Morning Security Brief: Retail Payment Data Theft, Glitter Leads to Terrorism Charge, University Bomb Threats, and More
By Ann Longmore-Etheridge
The payment data for approximately 1 million consumer cards has been stolen from a major retailer. Antifraking activists have been charge with "fake biochemical assault." Harvard suffered false bomb threats from a student who didn't want to take a final exam.
►Retailing giant Target is investigating the loss of customer payment card data . It's estimated that track data on about 1 million cards was stolen before the retailer became aware of the ongoing losses, which took place between Thanksgiving and December 15. According to the Chicago Tribune, "Investigators believe the data was obtained via software installed on machines that customers use to swipe magnetic strips on their cards when paying for merchandise at Target stores, according to the person who was not authorized to discuss the matter and declined to provide further details." Shoppers at the Target Web site were not affected.
►Environmental protesters , Stefan Warner and Moriah Stephenson, members of Great Plains Tar Sands Resistance, who unfurled a glittery banner during an antifraking protest at the headquarters of Devon Energy in Oklahoma City, have been charged with staging a "terrorist hoax" by police who claim the glitter was evidence of a fake biochemical assault.
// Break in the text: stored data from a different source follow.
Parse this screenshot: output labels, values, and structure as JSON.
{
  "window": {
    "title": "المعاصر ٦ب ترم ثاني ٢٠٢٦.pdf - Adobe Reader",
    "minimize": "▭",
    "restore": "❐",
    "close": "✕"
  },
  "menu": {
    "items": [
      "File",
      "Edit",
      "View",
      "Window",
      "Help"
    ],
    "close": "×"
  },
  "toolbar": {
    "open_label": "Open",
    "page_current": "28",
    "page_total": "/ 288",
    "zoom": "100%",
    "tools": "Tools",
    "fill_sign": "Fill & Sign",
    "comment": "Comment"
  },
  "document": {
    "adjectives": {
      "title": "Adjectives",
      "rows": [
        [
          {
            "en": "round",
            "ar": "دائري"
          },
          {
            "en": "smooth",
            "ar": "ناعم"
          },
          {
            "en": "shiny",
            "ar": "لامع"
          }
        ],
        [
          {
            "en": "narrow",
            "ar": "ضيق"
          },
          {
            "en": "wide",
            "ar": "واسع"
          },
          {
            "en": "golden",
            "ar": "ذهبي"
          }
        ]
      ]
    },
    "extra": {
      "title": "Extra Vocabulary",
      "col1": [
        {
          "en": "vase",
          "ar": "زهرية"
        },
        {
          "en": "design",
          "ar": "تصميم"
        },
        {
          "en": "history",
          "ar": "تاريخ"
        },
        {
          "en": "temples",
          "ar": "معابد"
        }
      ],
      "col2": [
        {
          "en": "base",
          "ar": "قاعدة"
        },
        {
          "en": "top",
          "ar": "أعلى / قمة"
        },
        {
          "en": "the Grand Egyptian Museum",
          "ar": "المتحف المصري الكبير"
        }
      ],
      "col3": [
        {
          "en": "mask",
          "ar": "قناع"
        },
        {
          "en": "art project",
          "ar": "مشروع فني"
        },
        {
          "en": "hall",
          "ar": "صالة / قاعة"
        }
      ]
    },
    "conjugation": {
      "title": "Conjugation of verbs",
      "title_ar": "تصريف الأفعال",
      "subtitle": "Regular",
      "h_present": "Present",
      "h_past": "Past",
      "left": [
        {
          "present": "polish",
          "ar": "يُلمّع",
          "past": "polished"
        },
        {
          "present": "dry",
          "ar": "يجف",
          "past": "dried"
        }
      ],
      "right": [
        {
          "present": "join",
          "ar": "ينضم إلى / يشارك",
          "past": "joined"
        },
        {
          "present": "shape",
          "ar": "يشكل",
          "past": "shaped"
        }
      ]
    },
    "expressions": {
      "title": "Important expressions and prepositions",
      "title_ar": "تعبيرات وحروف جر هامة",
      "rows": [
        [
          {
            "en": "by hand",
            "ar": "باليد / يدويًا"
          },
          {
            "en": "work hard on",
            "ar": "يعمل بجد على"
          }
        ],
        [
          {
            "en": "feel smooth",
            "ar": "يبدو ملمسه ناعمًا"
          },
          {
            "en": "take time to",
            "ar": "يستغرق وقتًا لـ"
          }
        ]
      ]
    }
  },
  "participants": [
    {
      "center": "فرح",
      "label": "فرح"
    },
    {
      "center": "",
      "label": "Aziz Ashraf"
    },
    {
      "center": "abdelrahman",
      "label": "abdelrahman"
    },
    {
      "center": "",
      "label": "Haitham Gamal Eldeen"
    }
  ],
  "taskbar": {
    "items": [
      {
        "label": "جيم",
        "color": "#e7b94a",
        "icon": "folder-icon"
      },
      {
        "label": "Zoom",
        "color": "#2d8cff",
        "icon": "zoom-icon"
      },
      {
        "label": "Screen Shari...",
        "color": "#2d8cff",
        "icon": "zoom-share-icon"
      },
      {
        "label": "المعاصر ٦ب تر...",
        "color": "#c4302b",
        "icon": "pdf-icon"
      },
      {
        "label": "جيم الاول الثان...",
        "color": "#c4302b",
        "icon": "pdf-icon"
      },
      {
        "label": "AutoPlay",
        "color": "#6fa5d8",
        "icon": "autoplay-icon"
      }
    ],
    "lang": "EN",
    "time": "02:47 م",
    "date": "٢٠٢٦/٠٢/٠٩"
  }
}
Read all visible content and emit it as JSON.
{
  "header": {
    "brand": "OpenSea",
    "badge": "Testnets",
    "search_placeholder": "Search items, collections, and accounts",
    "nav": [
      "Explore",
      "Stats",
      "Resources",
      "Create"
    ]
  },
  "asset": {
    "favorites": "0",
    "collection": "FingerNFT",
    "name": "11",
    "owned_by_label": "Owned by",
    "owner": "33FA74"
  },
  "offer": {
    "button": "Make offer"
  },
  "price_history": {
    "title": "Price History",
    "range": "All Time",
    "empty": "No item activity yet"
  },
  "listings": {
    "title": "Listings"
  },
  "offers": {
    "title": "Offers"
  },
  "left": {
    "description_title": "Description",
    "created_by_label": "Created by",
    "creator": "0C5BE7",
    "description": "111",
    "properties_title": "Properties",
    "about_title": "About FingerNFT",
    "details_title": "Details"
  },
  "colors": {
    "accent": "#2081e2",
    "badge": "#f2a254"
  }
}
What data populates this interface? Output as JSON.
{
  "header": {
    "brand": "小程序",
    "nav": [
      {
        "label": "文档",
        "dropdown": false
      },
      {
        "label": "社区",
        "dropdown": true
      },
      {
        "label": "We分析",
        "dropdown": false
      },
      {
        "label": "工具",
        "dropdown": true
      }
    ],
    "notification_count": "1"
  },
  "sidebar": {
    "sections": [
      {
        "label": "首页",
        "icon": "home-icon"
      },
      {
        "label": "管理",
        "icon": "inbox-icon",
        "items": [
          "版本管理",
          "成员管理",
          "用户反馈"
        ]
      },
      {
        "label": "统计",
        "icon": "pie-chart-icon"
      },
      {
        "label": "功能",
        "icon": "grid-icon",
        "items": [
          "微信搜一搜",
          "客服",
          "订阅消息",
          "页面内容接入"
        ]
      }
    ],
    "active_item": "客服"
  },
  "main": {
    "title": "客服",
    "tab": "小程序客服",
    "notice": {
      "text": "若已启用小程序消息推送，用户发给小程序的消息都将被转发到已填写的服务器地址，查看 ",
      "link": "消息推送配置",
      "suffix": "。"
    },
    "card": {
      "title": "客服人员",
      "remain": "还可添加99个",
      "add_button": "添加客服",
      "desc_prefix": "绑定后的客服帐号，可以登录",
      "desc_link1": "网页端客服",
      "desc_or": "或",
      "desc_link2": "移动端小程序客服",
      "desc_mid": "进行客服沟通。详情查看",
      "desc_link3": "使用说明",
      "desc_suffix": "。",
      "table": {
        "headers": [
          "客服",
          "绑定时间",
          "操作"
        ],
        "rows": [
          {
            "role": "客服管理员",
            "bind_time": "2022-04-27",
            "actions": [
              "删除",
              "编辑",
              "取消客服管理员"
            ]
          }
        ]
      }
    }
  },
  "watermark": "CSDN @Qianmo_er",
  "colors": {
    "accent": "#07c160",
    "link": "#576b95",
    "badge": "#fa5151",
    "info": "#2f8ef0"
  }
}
Mother Jones reports, "As other activists blocked the building's revolving door, [the two protesters] hung two banners... from the second floor of the Devon Tower's atrium. Police who responded to the scene arrested Warner and Stephenson along with two other protesters. But while their fellow activists were arrested for trespassing, Warner and Stephenson were hit with additional charges of staging a fake bioterrorism attack." In Oklahoma, a conviction for a terrorist hoax can result in a 10-year sentence.
►Reuters says that a Harvard University student, Eldo Kim, has been charged with falsely claiming there were bombs placed in multiple campus buildings. The e-mails were sent to the school's police department, as well as other school administrators, and the Ivy League institution's student newspaper, said that there were shrapnel bombs in several academic buildings and at least one dorm. The hoax led to campus evacuations. Kim, according to police, sent the e-mails to disrupt final exams.
►In other news, National Public Radio's "Morning Edition" reported on the low wages paid to security guards contracted to large companies in Silicon Valley. The U.S. Federal Trade Commission is hoping to become the official regulatory body for data security . And DesignNews discusses malware that can be transmitted wirelessly through sound.